Arnold, I hope you'll forgive me for posting this both on Overcoming Bias and here, but I'd be very interested to hear thoughts on these questions from both of you.


Your augment/replace waterline model is, IMHO, profound. To bring it down to our current situation:

Have we reached that plateau? Perhaps sometime in the 70s, give or take?

Is it related to the limits of (aggregate) human cognitive capacity? IOW, since 50% of people have an IQ below 100, and “valuable” knowledge-worker tasks are requiring ever-greater cognitive skills, can the ameliorating effects of education continue to maintain the augment/replace ratio?

Since machines currently are not people, but are owned by people (so the machines’ earnings go to the owners), could this explain the increasing wealth and income disparities (labor vs. capital, wages versus rents) in recent decades?

Re: your much-less-than-satisfying answer to the question about Germany’s success (highly industrialized, but with major social programs): is it possible that in order to maintain demand for ever-more-efficient productive capacity, government redistribution is a necessity? No–not at 1,000 times some imagined level, but somehow relative to per-capita shares of production?

Given that individual utility functions (as measured by “happiness”) seem to flat-line at about $15K in annual income in developing countries, about $60K in the U.S. (yes, iffy stuff, but the threshold/flat-line seems likely at some level), can the demand from a small cadre of owners–who don’t “value” most goods very highly–provide the demand necessary to keep the economic log rolling?

Could the absence of this widespread demand–making it difficult for capital to find productive investments that pay a good return–explain the massive increase in “casino investing” over recent decades? A desperate search for returns in a world where demand does not reward valuable production?

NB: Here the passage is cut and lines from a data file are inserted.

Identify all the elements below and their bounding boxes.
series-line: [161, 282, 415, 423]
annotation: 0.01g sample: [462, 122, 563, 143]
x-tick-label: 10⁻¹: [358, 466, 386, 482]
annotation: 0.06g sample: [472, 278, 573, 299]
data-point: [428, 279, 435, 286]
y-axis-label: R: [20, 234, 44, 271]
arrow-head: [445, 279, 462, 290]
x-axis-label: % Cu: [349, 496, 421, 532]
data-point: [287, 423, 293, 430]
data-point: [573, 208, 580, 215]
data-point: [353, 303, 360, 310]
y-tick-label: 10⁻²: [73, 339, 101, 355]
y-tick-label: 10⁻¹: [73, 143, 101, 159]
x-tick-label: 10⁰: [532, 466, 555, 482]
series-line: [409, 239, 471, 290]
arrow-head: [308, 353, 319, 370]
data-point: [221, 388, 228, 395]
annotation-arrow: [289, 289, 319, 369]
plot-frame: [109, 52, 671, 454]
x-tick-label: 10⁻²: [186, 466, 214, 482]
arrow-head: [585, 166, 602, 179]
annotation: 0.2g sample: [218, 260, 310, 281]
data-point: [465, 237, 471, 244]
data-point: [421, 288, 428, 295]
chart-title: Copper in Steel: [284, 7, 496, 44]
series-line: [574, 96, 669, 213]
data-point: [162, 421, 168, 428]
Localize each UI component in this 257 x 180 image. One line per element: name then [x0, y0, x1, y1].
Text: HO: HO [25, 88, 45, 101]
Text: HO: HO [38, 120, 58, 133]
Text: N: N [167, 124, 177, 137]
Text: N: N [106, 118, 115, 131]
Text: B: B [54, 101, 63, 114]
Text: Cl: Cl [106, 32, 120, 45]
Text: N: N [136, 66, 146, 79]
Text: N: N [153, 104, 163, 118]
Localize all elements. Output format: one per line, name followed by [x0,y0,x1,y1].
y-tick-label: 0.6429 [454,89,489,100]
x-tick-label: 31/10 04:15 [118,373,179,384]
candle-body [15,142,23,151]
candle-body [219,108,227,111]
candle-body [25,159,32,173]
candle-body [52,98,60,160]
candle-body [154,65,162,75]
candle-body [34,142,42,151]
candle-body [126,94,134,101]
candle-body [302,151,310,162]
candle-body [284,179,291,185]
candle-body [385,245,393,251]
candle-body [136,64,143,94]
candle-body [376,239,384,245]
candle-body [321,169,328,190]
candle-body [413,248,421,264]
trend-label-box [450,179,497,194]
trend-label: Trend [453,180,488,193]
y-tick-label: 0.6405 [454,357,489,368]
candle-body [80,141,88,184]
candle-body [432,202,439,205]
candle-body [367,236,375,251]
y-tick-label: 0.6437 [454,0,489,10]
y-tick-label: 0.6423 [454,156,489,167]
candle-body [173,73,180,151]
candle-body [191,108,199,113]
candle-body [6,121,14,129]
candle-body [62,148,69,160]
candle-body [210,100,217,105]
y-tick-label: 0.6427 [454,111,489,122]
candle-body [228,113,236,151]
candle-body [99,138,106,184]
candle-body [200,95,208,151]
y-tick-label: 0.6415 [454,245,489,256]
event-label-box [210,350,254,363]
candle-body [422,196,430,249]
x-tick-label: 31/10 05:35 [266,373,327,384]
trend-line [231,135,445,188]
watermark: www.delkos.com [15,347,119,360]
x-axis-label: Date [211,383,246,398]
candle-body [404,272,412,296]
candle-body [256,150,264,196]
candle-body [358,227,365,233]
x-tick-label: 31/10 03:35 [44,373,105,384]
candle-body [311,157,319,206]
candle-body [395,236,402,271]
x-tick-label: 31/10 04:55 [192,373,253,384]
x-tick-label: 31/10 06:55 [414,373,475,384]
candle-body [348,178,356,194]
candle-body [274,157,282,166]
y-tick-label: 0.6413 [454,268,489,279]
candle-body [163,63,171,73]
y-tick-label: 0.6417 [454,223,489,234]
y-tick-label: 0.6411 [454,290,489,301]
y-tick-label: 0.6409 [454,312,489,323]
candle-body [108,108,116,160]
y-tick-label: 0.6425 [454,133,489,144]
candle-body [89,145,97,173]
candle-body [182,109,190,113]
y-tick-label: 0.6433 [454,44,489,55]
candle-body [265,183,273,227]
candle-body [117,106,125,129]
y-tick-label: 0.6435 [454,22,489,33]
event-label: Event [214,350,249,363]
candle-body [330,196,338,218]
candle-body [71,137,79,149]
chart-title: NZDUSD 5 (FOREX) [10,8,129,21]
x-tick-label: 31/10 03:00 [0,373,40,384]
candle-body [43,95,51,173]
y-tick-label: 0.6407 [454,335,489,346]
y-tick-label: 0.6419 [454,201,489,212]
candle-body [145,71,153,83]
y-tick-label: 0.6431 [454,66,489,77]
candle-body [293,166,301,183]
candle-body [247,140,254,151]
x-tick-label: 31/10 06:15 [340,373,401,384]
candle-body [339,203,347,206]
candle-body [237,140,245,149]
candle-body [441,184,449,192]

IOW, could the Luddites (finally) be right? Even a stopped clock…

Loof writes:

Robin Hanson is plainly utopian accumulating positive conventional wisdoms in qualifying the use of future technology for long-term growth. He neglects all negative feedback: i.e. Damocles’ absolute nuclear sword, held by a thread, now hanging over our heads.

Chris writes:

The problem I have with Hanson's model is that he doesn't seem to think there is a lower bound to how quickly the economy can double. At some point it's going to be impossible for human society to physically implement and adapt to technology any faster.